George, for his part, drank that hard all the time — he’d drink till he was sick then start again. He’d terrify me with who he became when he was drinking; when he was bingeing; when he was vomiting extravagantly all over the bedroom or the bathroom or wherever he happened to make it to to get sick. When the going got tough — he drank. When things were good — he drank. His excessess and his defensiveness about them were frightening. He would say over and over “I’m not an alcoholic,” because the sickness ran in his family. But he only said that when he’d been drinking.
Even after George and I split up, my mother would call and tell me that I didn’t know, George and I might get back together in six months.

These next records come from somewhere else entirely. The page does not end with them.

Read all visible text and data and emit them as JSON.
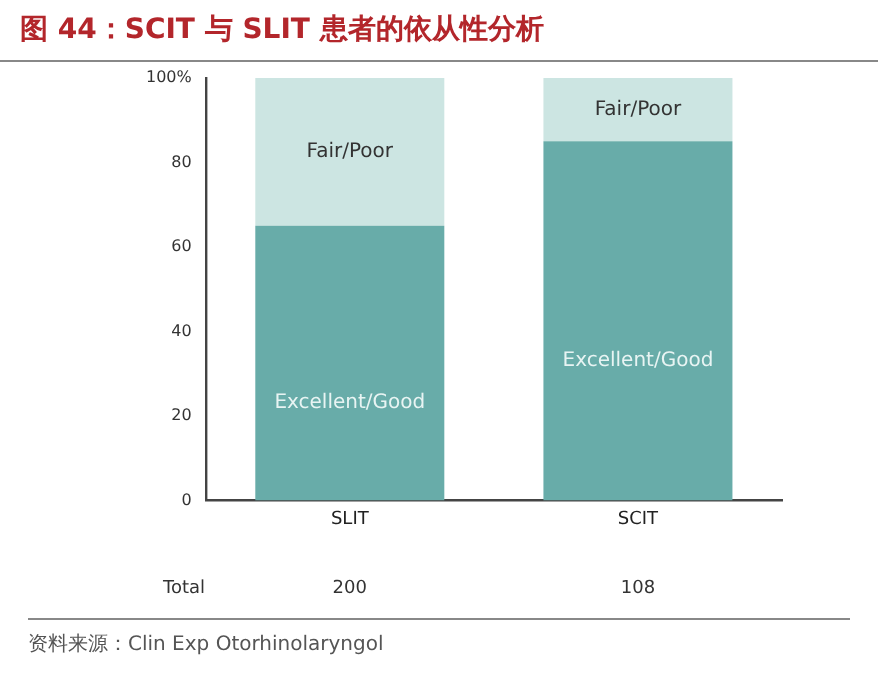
{
  "chart_data": {
    "type": "bar",
    "title": "图 44：SCIT 与 SLIT 患者的依从性分析",
    "categories": [
      "SLIT",
      "SCIT"
    ],
    "series": [
      {
        "name": "Excellent/Good",
        "color": "#68aca9",
        "values": [
          65,
          85
        ]
      },
      {
        "name": "Fair/Poor",
        "color": "#cce5e2",
        "values": [
          35,
          15
        ]
      }
    ],
    "stacked": true,
    "ylim": [
      0,
      100
    ],
    "yticks": [
      0,
      20,
      40,
      60,
      80,
      {
        "value": 100,
        "label": "100%"
      }
    ],
    "grid": false,
    "legend": false,
    "annotations": [
      "Total",
      "200",
      "108",
      "资料来源：Clin Exp Otorhinolaryngol"
    ]
  }
}
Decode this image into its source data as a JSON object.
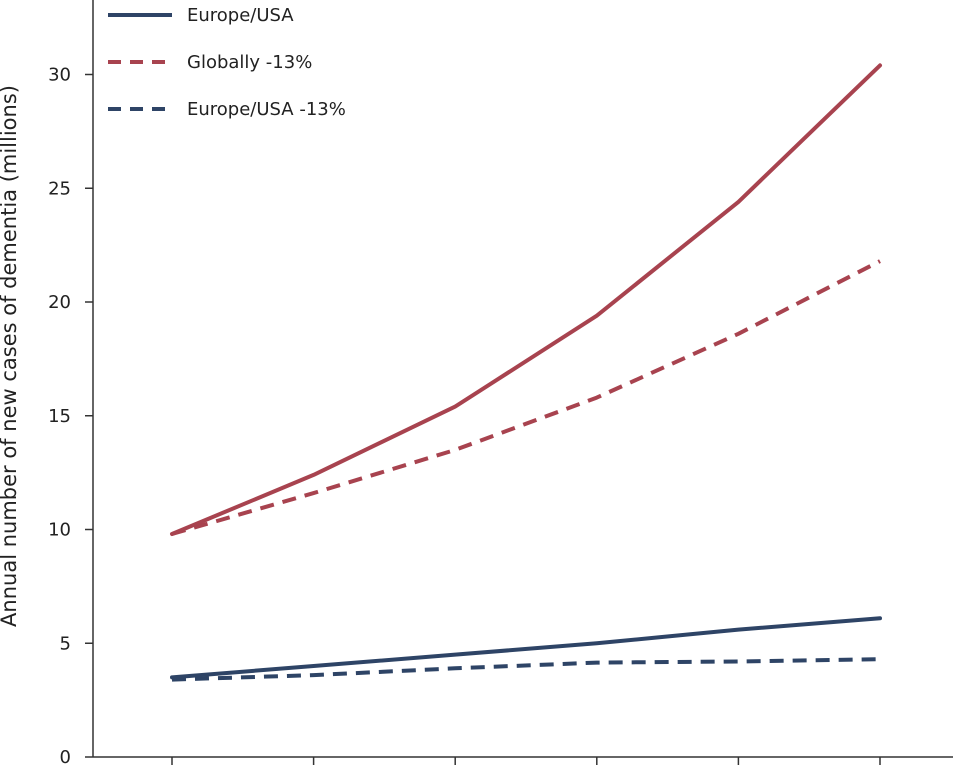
{
  "chart_data": {
    "type": "line",
    "title": "",
    "xlabel": "",
    "ylabel": "Annual number of new cases of dementia (millions)",
    "ylim": [
      0,
      33
    ],
    "yticks": [
      0,
      5,
      10,
      15,
      20,
      25,
      30
    ],
    "grid": false,
    "legend_placement": "top-left",
    "x": [
      1,
      2,
      3,
      4,
      5,
      6
    ],
    "series": [
      {
        "name": "",
        "color": "#a8434f",
        "style": "solid",
        "values": [
          9.8,
          12.4,
          15.4,
          19.4,
          24.4,
          30.4
        ]
      },
      {
        "name": "Europe/USA",
        "color": "#2e4466",
        "style": "solid",
        "values": [
          3.5,
          4.0,
          4.5,
          5.0,
          5.6,
          6.1
        ]
      },
      {
        "name": "Globally -13%",
        "color": "#a8434f",
        "style": "dashed",
        "values": [
          9.8,
          11.6,
          13.5,
          15.8,
          18.6,
          21.8
        ]
      },
      {
        "name": "Europe/USA -13%",
        "color": "#2e4466",
        "style": "dashed",
        "values": [
          3.4,
          3.6,
          3.9,
          4.15,
          4.2,
          4.3
        ]
      }
    ],
    "legend": [
      {
        "series_index": 1,
        "label": "Europe/USA",
        "color": "#2e4466",
        "style": "solid"
      },
      {
        "series_index": 2,
        "label": "Globally -13%",
        "color": "#a8434f",
        "style": "dashed"
      },
      {
        "series_index": 3,
        "label": "Europe/USA -13%",
        "color": "#2e4466",
        "style": "dashed"
      }
    ]
  }
}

But seven months later, I was engaged to be married to the man who became my husband.
I didn’t know how to express then how afraid I was of addiction; how strange it felt to be loved less than the bottle; what it felt like to be powerless against the draw of drink. And it seems that there may be some part of me that goes back to that space all the time, that tries to find and cure these men, or tries to take on the bottle and see if I can find a man who will love me more than he loves his liquor.

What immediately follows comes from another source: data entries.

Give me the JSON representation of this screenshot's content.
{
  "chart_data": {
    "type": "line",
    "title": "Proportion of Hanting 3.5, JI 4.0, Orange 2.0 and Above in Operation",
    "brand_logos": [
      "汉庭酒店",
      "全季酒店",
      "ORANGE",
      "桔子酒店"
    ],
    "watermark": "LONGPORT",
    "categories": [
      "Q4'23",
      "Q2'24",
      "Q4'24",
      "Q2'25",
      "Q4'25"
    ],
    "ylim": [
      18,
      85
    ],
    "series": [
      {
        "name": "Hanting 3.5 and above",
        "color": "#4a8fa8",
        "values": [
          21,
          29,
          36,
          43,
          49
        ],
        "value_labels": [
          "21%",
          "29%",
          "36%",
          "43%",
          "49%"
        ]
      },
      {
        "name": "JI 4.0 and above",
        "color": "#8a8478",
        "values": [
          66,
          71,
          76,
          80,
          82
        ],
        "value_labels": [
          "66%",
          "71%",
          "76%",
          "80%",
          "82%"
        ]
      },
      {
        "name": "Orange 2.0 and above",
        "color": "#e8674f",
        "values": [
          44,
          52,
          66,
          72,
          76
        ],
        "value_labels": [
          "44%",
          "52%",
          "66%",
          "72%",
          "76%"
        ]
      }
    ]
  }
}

I’ll always lose; I know it.
Years after George and I broke up, I found myself in San Francisco for a week for a conference, and I reached out to him. By that point, it had been the better part of a decade since we’d spoken, let alone, seen each other. We met for dinner near the baseball stadium, near his office. He looked mostly the same, and I looked much thinner (which I knew, and which I had prepared him for). At that point, my marriage was crumbling; my life was changing. His life was mostly still the same as it had been since he moved back to San Francisco.
We had a four hour dinner and caught up on the years that had intervened since I moved out of our townhouse. He had an old fashioned. And then another. And then another. And then we had a bottle of wine. And then I lost count of the old fashioneds.
Over dinner, as we talked, I remembered the good things about him. I remembered why we had loved each other: that he was smart as a whip, that he was funny, that he couldn’t be pushed around. I remembered the ways in which we had connected and why they had been electric.
The next day, as I was moving into the final day of my conference, I got an email from George (which I will paraphrase, since I would do both him and me a disservice by reprinting it in full): “Thanks for last night. Seeing you again reminded me why we spent so many years together and how important they were.”
Those days in San Francisco that year were significant — an end and a beginning — and I left for New York the day after that more confused than I was when I had arrived.
But George wasn’t The One. He had never been The One, no matter what my parents had insisted. I had loved and not loved that man; our values had matched and didn’t match. Like any love affair, our stories after the fact are wildly different, even now. He remembers loving me madly, and I remember nothing but ice.
The moral of this story is: you can be cut of respectable Republican cloth — there’s no shame in that at all. The simpleness of the affair; the humbleness of the circumstances don’t matter one bit. I realize now, cloth notwithstanding, that your love should make you feel like you are wearing a mink coat.